Tumanie's SOS Journey Enables Him to Become a Loving Father of Four
In Gambia in 1981, as throughout Africa, increasing poverty was breaking up traditional family structures and forcing a rising number of children to fend for themselves in the streets. Tumanie Manneh, along with his younger brother, were among the lucky ones to be rescued by the first SOS Children’s Village Bakoteh built in Gambia that same year.
Tumanie (purple arrow) with his SOS friends in Gambia when he was a child. Photo from SOS Archives
Despite the new arrangement, Tumanie remained in contact with his biological mother—as SOS encourages—and saw her often. Of course, he also grew very fond of his surrogate SOS mother. You could see the deep affection in his eyes as they lit up when he talked about her. He said, “in fact, all the SOS mothers in the village looked after me as if I was their own son. I answered to all of them. It was truly like being raised by a village.”
Tumanie’s greatest life lessons were learned from his SOS mothers. “They taught us so much,” Tumanie says of his SOS caretakers. “The abandoned babies would come into the village and we would have to help wash the diapers and babysit them. We all pitched in to help each other,” he said.
Life in the village was good. Tumanie and his SOS sisters and brothers, had every opportunity to thrive. Aside from academics, sports and music were also encouraged. Tumanie played soccer, basketball, table tennis, volleyball, and went swimming often.
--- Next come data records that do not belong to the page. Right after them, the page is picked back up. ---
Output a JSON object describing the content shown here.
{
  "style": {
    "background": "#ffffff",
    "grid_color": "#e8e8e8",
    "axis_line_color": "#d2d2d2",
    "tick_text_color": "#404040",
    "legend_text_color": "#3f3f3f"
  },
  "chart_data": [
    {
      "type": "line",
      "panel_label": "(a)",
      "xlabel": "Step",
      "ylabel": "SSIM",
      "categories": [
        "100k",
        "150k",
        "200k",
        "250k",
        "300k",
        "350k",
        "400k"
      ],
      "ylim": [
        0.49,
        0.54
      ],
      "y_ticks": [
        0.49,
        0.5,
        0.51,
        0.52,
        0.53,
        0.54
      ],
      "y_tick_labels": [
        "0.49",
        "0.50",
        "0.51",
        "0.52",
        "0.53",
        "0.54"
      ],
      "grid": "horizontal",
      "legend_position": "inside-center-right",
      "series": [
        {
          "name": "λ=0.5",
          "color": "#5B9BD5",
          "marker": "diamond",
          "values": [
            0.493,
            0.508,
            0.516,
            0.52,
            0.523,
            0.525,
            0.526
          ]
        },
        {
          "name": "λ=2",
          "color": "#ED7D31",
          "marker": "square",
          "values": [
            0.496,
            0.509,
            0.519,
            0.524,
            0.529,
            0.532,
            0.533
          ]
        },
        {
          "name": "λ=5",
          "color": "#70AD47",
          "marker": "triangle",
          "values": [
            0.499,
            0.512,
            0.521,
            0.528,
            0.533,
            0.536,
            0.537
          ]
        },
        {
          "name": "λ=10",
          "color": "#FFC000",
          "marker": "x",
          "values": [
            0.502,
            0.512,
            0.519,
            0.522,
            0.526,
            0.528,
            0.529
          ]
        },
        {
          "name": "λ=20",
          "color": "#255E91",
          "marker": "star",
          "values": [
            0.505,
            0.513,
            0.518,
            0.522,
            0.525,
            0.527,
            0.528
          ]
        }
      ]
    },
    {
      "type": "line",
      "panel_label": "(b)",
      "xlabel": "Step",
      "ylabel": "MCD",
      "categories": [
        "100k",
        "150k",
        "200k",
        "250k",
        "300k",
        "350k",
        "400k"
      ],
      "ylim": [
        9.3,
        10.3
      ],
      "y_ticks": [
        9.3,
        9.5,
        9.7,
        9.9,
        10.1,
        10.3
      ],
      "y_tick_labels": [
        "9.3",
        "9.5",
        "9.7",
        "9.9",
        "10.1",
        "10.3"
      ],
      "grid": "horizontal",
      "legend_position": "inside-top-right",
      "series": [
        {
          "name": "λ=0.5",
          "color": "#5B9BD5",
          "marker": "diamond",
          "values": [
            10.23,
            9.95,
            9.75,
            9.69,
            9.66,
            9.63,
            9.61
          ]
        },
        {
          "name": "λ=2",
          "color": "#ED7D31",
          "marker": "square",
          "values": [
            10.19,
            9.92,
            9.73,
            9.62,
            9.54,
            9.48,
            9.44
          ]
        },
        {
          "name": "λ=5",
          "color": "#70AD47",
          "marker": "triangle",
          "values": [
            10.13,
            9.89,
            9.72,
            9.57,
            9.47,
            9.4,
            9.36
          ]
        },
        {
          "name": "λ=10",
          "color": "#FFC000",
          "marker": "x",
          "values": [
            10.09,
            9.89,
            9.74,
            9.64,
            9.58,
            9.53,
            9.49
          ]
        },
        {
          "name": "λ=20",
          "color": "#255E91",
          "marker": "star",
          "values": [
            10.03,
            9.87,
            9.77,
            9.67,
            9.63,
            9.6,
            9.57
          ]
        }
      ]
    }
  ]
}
He also played drums (like in a rock band!) everyday in the village.
When he was in High School, Tumanie moved to a transitional home in the SOS Youth Center. When he turned 18, he became the Youth Leader in the SOS Youth Hostel, where SOS boys go to live when they reach the age of 16 or start high school, as a stepping stone to independent living. He described it as “one foot in, one foot out, to get ready for the world.”
Tumanie soon developed an interest in accounting which eventually led him to a position as an account clerk at the SOS Training and Production Center, where he worked for five years. In the SOS Training & Production Center, SOS youths and others from the community learn skills in metal and wood work, plumbing, refrigeration and air conditioning, and other local craft. Being trained there was no different than living in the village: a high SOS standard for accountability carried itself across all facilities and all people involved in their operation.
Tumanie with his daughters. Photo from SOS Archives
Today, Tumanie is a successful adult, living and working to take care of his four daughters and other family members, like his biological mother and sisters. He has a vast network of friends and colleagues he can call on in times of need. All of his SOS siblings that he grew up with are living independently and working in different countries all over the world.
Tumanie wishes to express his gratitude to you by saying, “I wish I could thank everyone who put a penny into me. A big thanks to all of you for what you are doing—it is something bigger than you can see.”